Everyone Deserves the Freedom to Make Their Own End-Of-Life Decisions

The nation's most powerful religious body is launching an attack on the right to dictate our end-of-life decisions.

During its high-profile June 15-17 meeting in Seattle, the U.S. Conference of Catholic Bishops opposed the choice of aid in dying at life's end.

The Bishops Conference proposes a platform designed to restrict patient access to end-of-life choice. Their document, To Live Each Day with Dignity, is the first statement on aid in dying by the full body of the U.S. Conference of Catholic Bishops.

They also seek to shame people who support aid in dying, and the terminally ill patients who seek it, through the unique power of their pulpit.

Every American should have the right to a dying process free of meddling from religious or governmental institutions.

Let the Conference of Bishops know that their views do not reflect mainstream opinion. No one--and no institution--should have the power to dictate your end of life choices.
Religious doctrine and human liberty, like faith and conscience, have existed in harmony as well as discord for centuries. Further evidence of that is emerging from your Spring General Assembly in Seattle, Washington, where for the first time, you formalize a statement in opposition to what you call "physician assisted suicide."

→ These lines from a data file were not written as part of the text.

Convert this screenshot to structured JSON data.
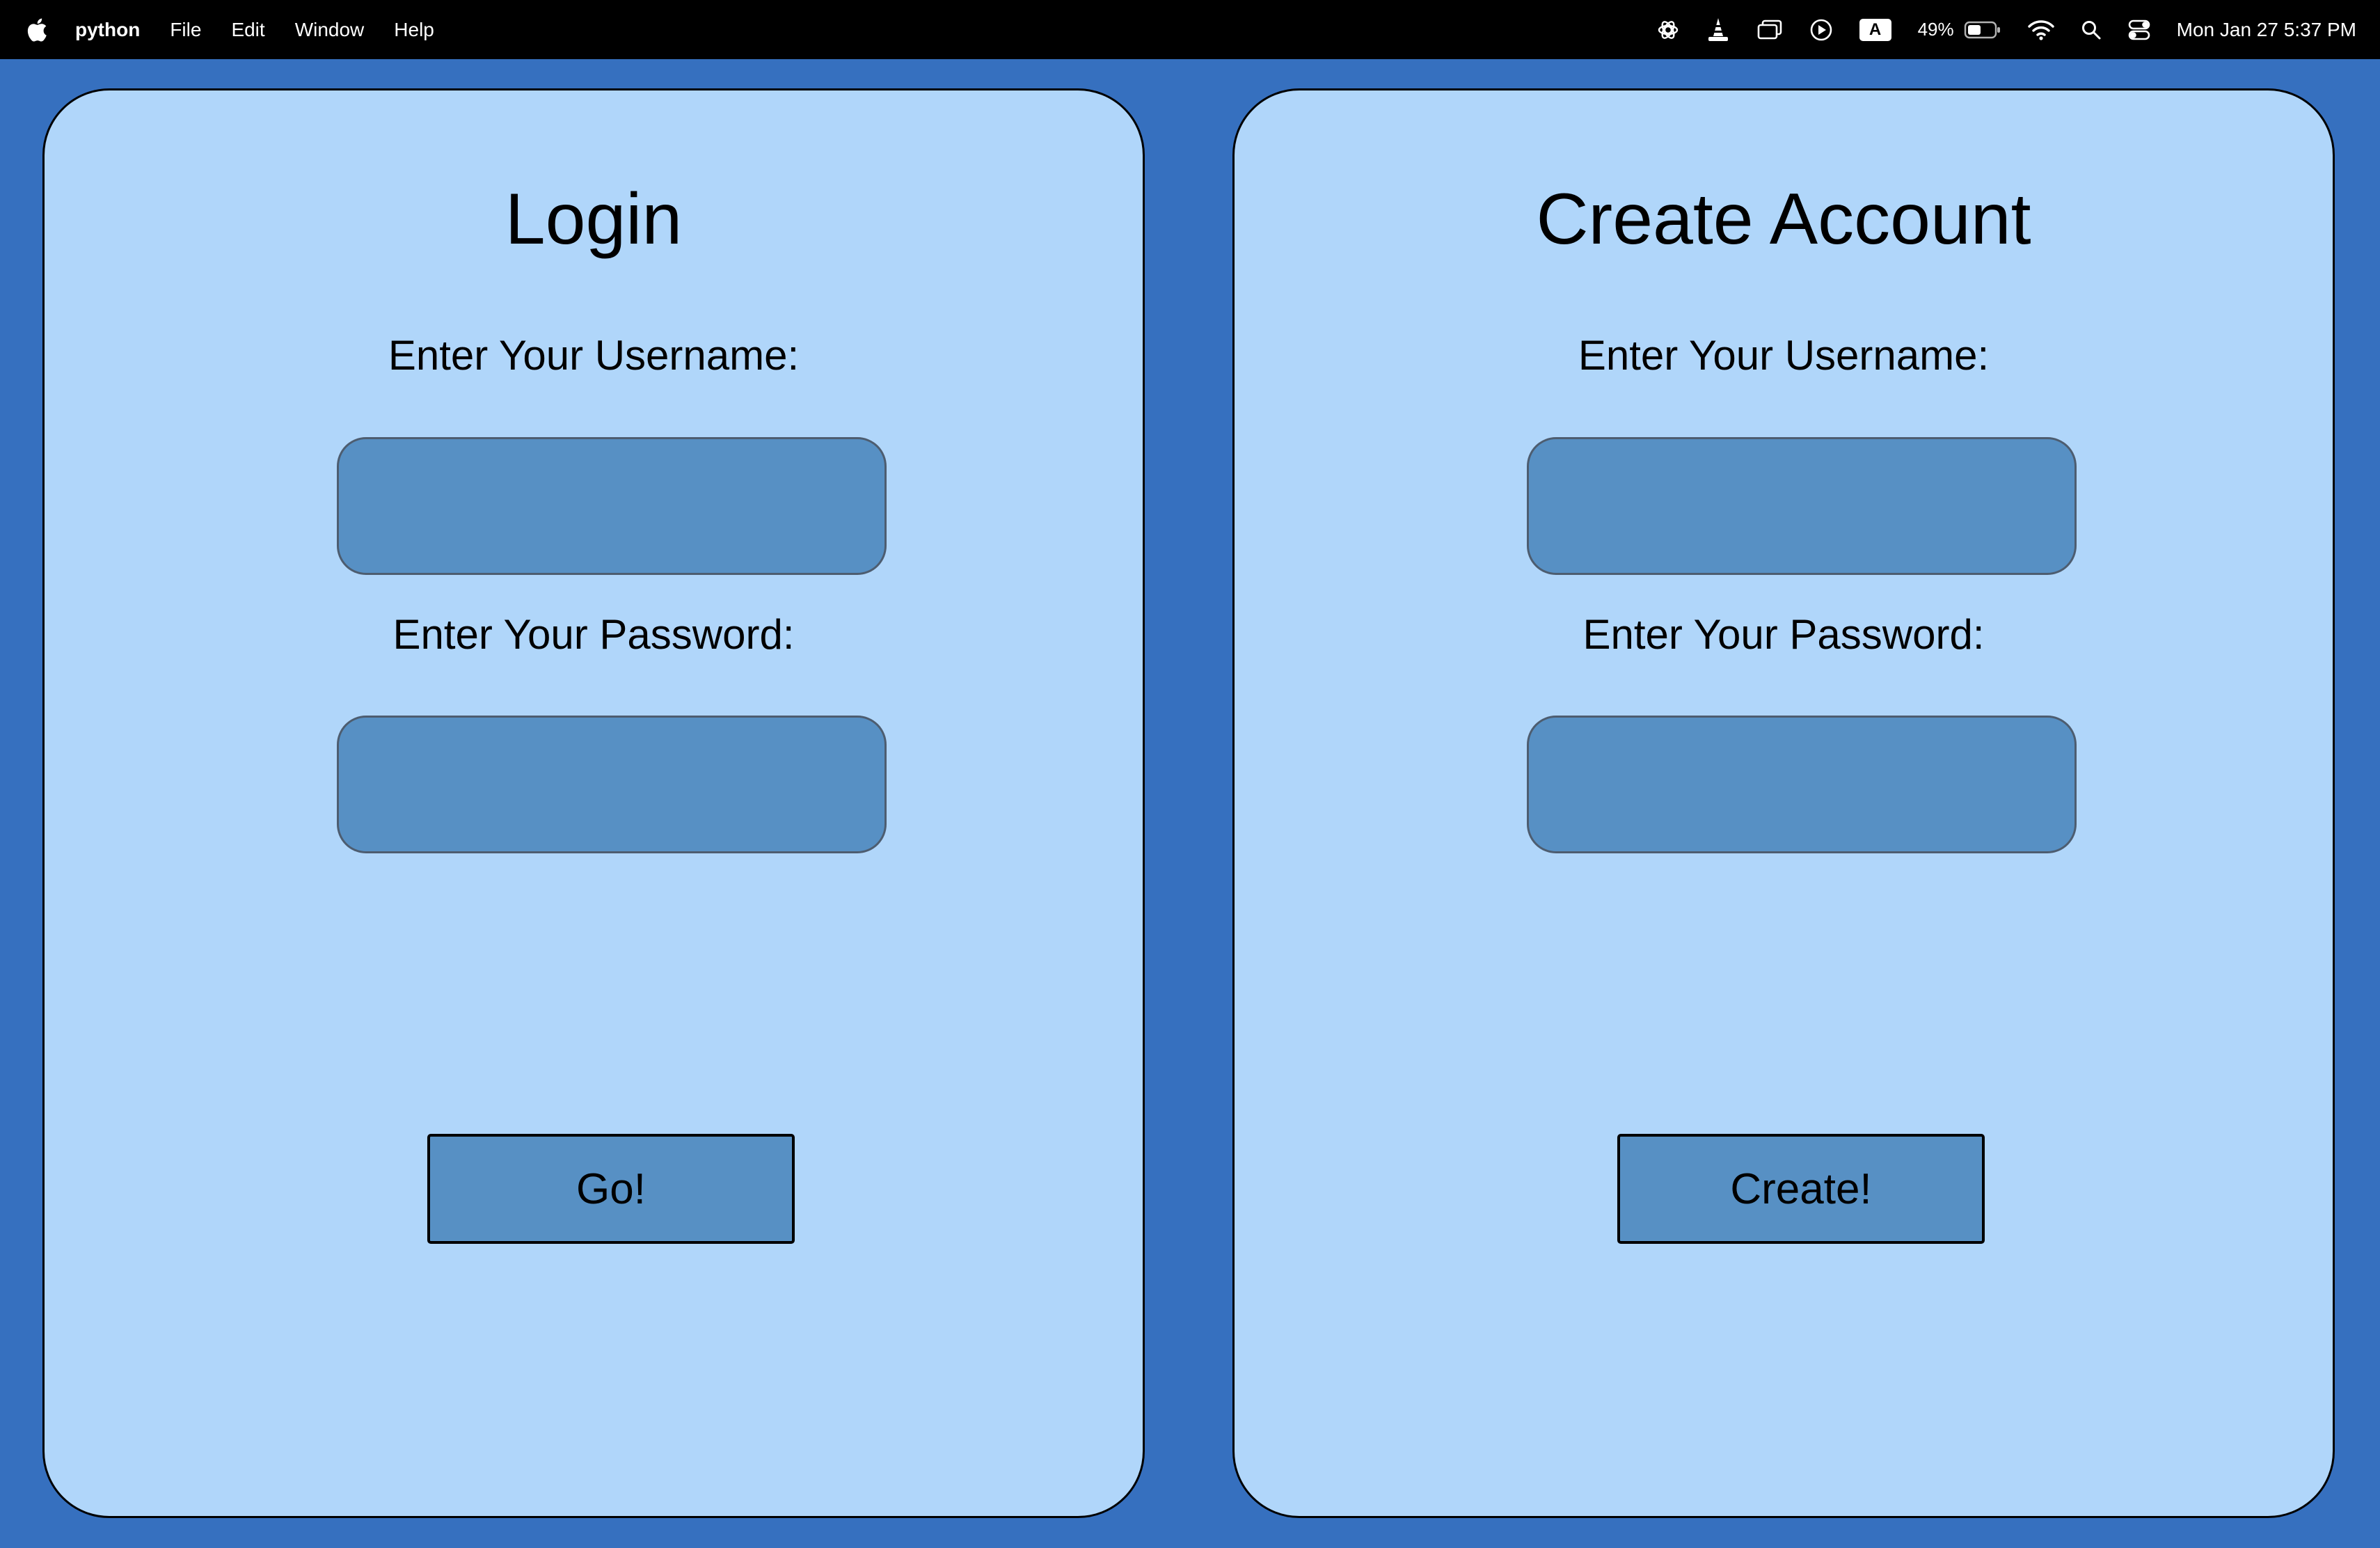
{
  "menubar": {
    "app_name": "python",
    "items": [
      "File",
      "Edit",
      "Window",
      "Help"
    ],
    "status": {
      "icons": [
        "chatgpt-icon",
        "vlc-cone-icon",
        "screen-mirror-icon",
        "play-circle-icon",
        "keyboard-input-icon",
        "battery-icon",
        "wifi-icon",
        "spotlight-search-icon",
        "control-center-icon"
      ],
      "input_source": "A",
      "battery_percent": "49%",
      "datetime": "Mon Jan 27  5:37 PM"
    }
  },
  "colors": {
    "desktop_bg": "#3670bf",
    "panel_bg": "#b0d6fa",
    "field_bg": "#5790c4",
    "menubar_bg": "#000000"
  },
  "login": {
    "title": "Login",
    "username_label": "Enter Your Username:",
    "username_value": "",
    "password_label": "Enter Your Password:",
    "password_value": "",
    "button_label": "Go!"
  },
  "create": {
    "title": "Create Account",
    "username_label": "Enter Your Username:",
    "username_value": "",
    "password_label": "Enter Your Password:",
    "password_value": "",
    "button_label": "Create!"
  }
}
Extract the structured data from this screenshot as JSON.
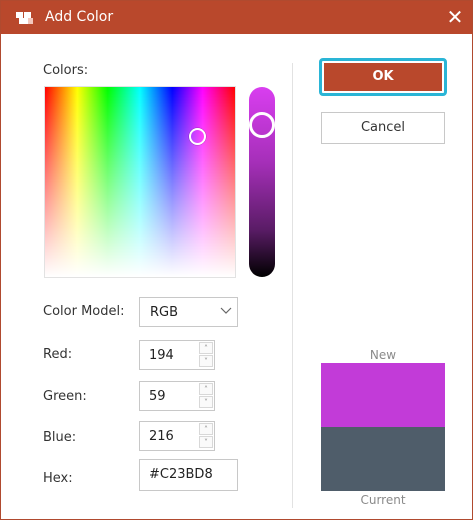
{
  "window": {
    "title": "Add Color",
    "close_glyph": "✕",
    "accent_color": "#b9482c",
    "focus_color": "#2ab5d6"
  },
  "picker": {
    "colors_label": "Colors:",
    "selected_hue_color": "#c23bd8"
  },
  "fields": {
    "color_model_label": "Color Model:",
    "color_model_value": "RGB",
    "color_model_options": [
      "RGB"
    ],
    "red_label": "Red:",
    "red_value": "194",
    "green_label": "Green:",
    "green_value": "59",
    "blue_label": "Blue:",
    "blue_value": "216",
    "hex_label": "Hex:",
    "hex_value": "#C23BD8"
  },
  "buttons": {
    "ok_label": "OK",
    "cancel_label": "Cancel"
  },
  "preview": {
    "new_label": "New",
    "new_color": "#c23bd8",
    "current_label": "Current",
    "current_color": "#4f5d6a"
  },
  "icons": {
    "app": "paint-bucket-icon",
    "close": "close-icon",
    "dropdown": "chevron-down-icon",
    "stepper_up": "chevron-up-icon",
    "stepper_down": "chevron-down-icon"
  }
}
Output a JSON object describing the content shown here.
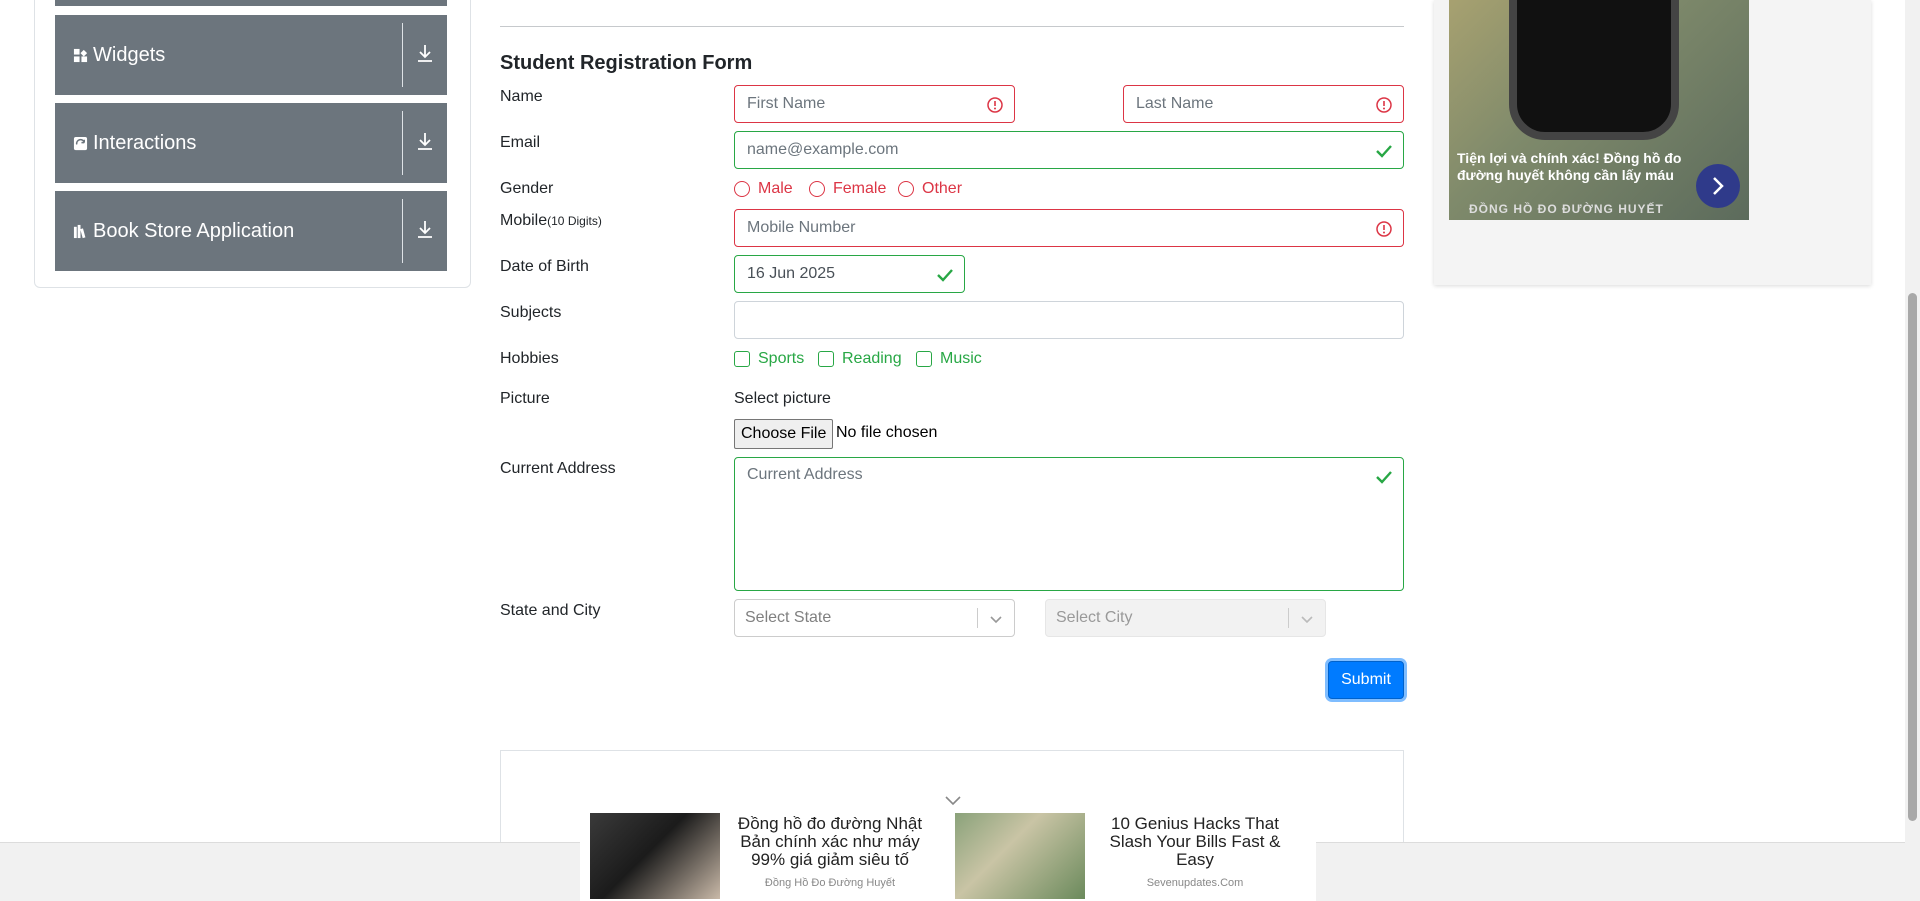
{
  "sidebar": {
    "groups": [
      {
        "label": "Widgets",
        "icon": "widgets-icon"
      },
      {
        "label": "Interactions",
        "icon": "interactions-icon"
      },
      {
        "label": "Book Store Application",
        "icon": "bookstore-icon"
      }
    ]
  },
  "form": {
    "title": "Student Registration Form",
    "labels": {
      "name": "Name",
      "email": "Email",
      "gender": "Gender",
      "mobile": "Mobile",
      "mobile_hint": "(10 Digits)",
      "dob": "Date of Birth",
      "subjects": "Subjects",
      "hobbies": "Hobbies",
      "picture": "Picture",
      "address": "Current Address",
      "state_city": "State and City"
    },
    "first_name_placeholder": "First Name",
    "last_name_placeholder": "Last Name",
    "email_placeholder": "name@example.com",
    "gender_options": [
      "Male",
      "Female",
      "Other"
    ],
    "mobile_placeholder": "Mobile Number",
    "dob_value": "16 Jun 2025",
    "hobbies_options": [
      "Sports",
      "Reading",
      "Music"
    ],
    "select_picture": "Select picture",
    "choose_file": "Choose File",
    "no_file": "No file chosen",
    "address_placeholder": "Current Address",
    "state_placeholder": "Select State",
    "city_placeholder": "Select City",
    "submit": "Submit"
  },
  "ad_right": {
    "text": "Tiện lợi và chính xác! Đồng hồ đo đường huyết không cần lấy máu",
    "brand": "ĐỒNG HỒ ĐO ĐƯỜNG HUYẾT"
  },
  "ad_bottom": [
    {
      "title": "Đồng hồ đo đường Nhật Bản chính xác như máy 99% giá giảm siêu tố",
      "source": "Đồng Hồ Đo Đường Huyết"
    },
    {
      "title": "10 Genius Hacks That Slash Your Bills Fast & Easy",
      "source": "Sevenupdates.Com"
    }
  ],
  "colors": {
    "invalid": "#dc3545",
    "valid": "#28a745",
    "primary": "#007bff",
    "sidebar": "#6c757d"
  }
}
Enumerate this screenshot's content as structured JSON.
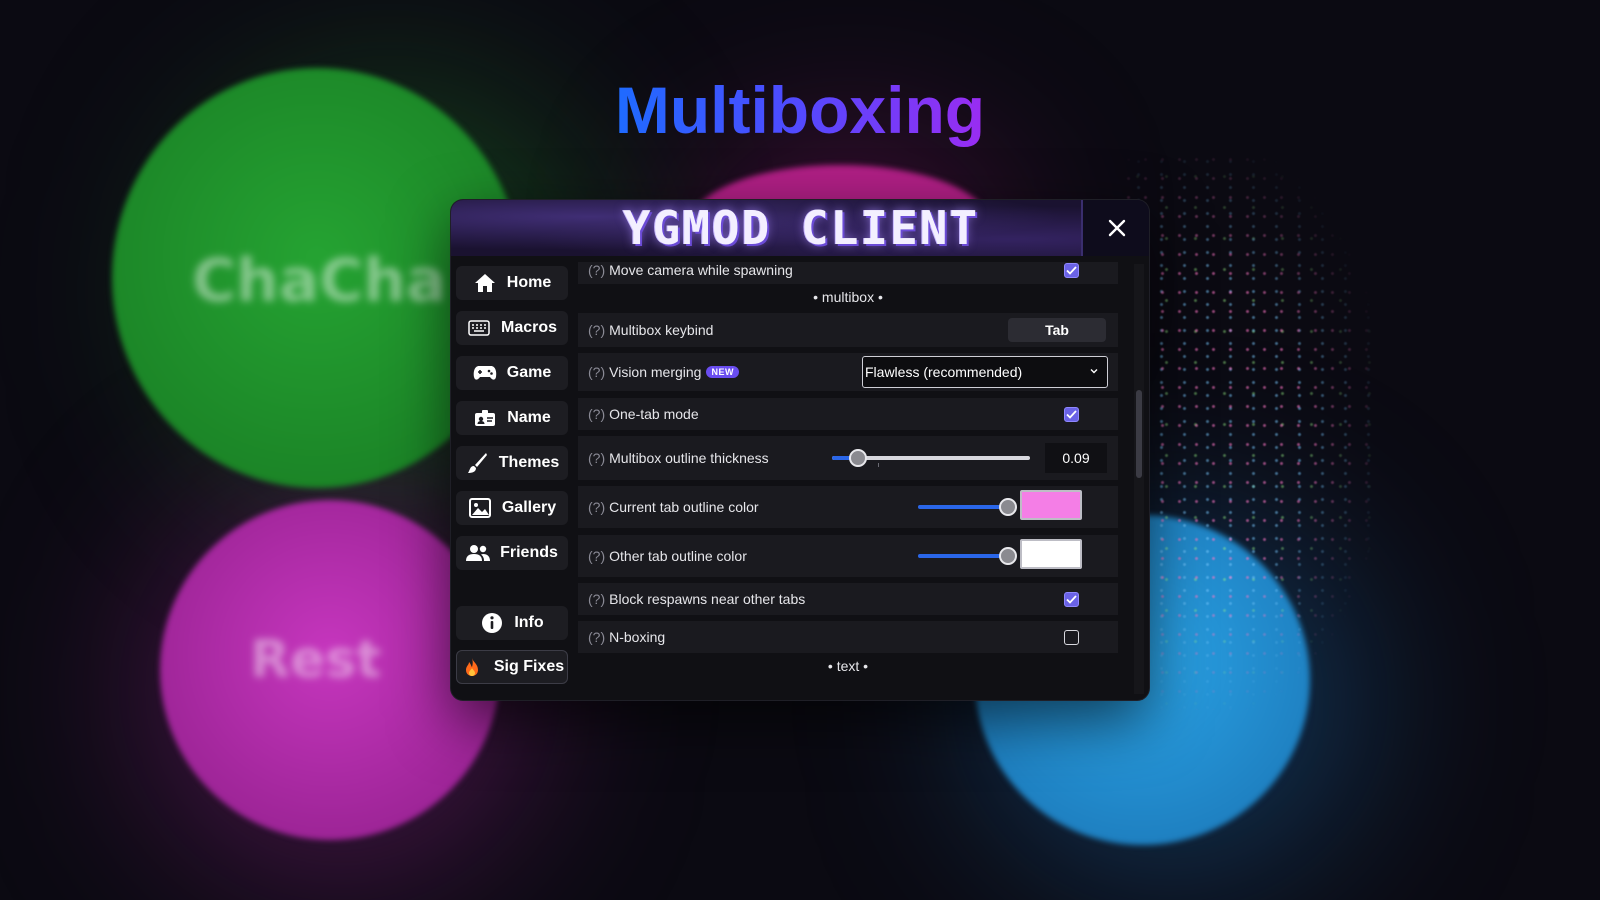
{
  "page": {
    "headline": "Multiboxing"
  },
  "background": {
    "blobs": [
      {
        "name": "ChaCha",
        "color": "#1f8f2a"
      },
      {
        "name": "Rest",
        "color": "#b42cab"
      },
      {
        "name": "",
        "color": "#1f8fd0"
      },
      {
        "name": "",
        "color": "#c01f8f"
      }
    ]
  },
  "window": {
    "title": "YGMOD CLIENT",
    "close_icon": "close-icon"
  },
  "sidebar": {
    "items": [
      {
        "label": "Home",
        "icon": "home-icon"
      },
      {
        "label": "Macros",
        "icon": "keyboard-icon"
      },
      {
        "label": "Game",
        "icon": "gamepad-icon"
      },
      {
        "label": "Name",
        "icon": "id-card-icon"
      },
      {
        "label": "Themes",
        "icon": "brush-icon"
      },
      {
        "label": "Gallery",
        "icon": "image-icon"
      },
      {
        "label": "Friends",
        "icon": "users-icon"
      }
    ],
    "bottom_items": [
      {
        "label": "Info",
        "icon": "info-icon"
      },
      {
        "label": "Sig Fixes",
        "icon": "fire-icon"
      }
    ]
  },
  "settings": {
    "help_marker": "(?)",
    "move_camera": {
      "label": "Move camera while spawning",
      "checked": true
    },
    "section_multibox": "• multibox •",
    "multibox_keybind": {
      "label": "Multibox keybind",
      "value": "Tab"
    },
    "vision_merging": {
      "label": "Vision merging",
      "badge": "NEW",
      "selected": "Flawless (recommended)"
    },
    "one_tab_mode": {
      "label": "One-tab mode",
      "checked": true
    },
    "outline_thickness": {
      "label": "Multibox outline thickness",
      "value": "0.09",
      "fraction": 0.13
    },
    "current_tab_color": {
      "label": "Current tab outline color",
      "color": "#f47ee6",
      "level": 1.0
    },
    "other_tab_color": {
      "label": "Other tab outline color",
      "color": "#ffffff",
      "level": 1.0
    },
    "block_respawns": {
      "label": "Block respawns near other tabs",
      "checked": true
    },
    "n_boxing": {
      "label": "N-boxing",
      "checked": false
    },
    "section_text": "• text •"
  },
  "colors": {
    "accent": "#6a62e6",
    "slider_fill": "#2a66e8",
    "panel_bg": "#101014",
    "row_bg": "#1a1a1f"
  }
}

"Suicide" is not at issue here. Compassion & Choices shares society's duty to prevent a person's deliberate act of ending life prematurely. "Aid in dying," however, is our paramount concern because we believe end-of-life choice is an essential feature of comprehensive end-of-life care and human liberty. We support the freedom of a terminally ill individual, with no possibility of cure, yet the prospect of physical and emotional suffering, to bring that suffering to an end on their own terms, according to their own conscience and beliefs.

Allowing aid in dying is very much a compassionate act, which is why an increasing majority of Americans have come to support it and factor it into their own vision of life's end. Whether Catholic, Protestant, Jewish, agnostic, or other, individuals who choose aid in dying do so as part of a profound spiritual and rational process that may be the ultimate expression of their values and beliefs. We decry the decision of the U.S. Conference to tarnish this most personal choice with the scolding language of your statement today.

And while we fully respect the Conference's role in the religious instruction to those of the Catholic faith, we cannot accept the premise that the teachings of one religious authority should overrule the most personal decisions of individuals of every faith. The choice of how to address the suffering of a terminal illness must be the province of dying individuals themselves, in consultation with their doctors, families, clergy and conscience.

That is why we, the undersigned, stand strongly against the statement of the U.S. Conference of Catholic Bishops, and in unwavering support of the compassionate inclusion of aid in dying in the continuum of end-of-life choices.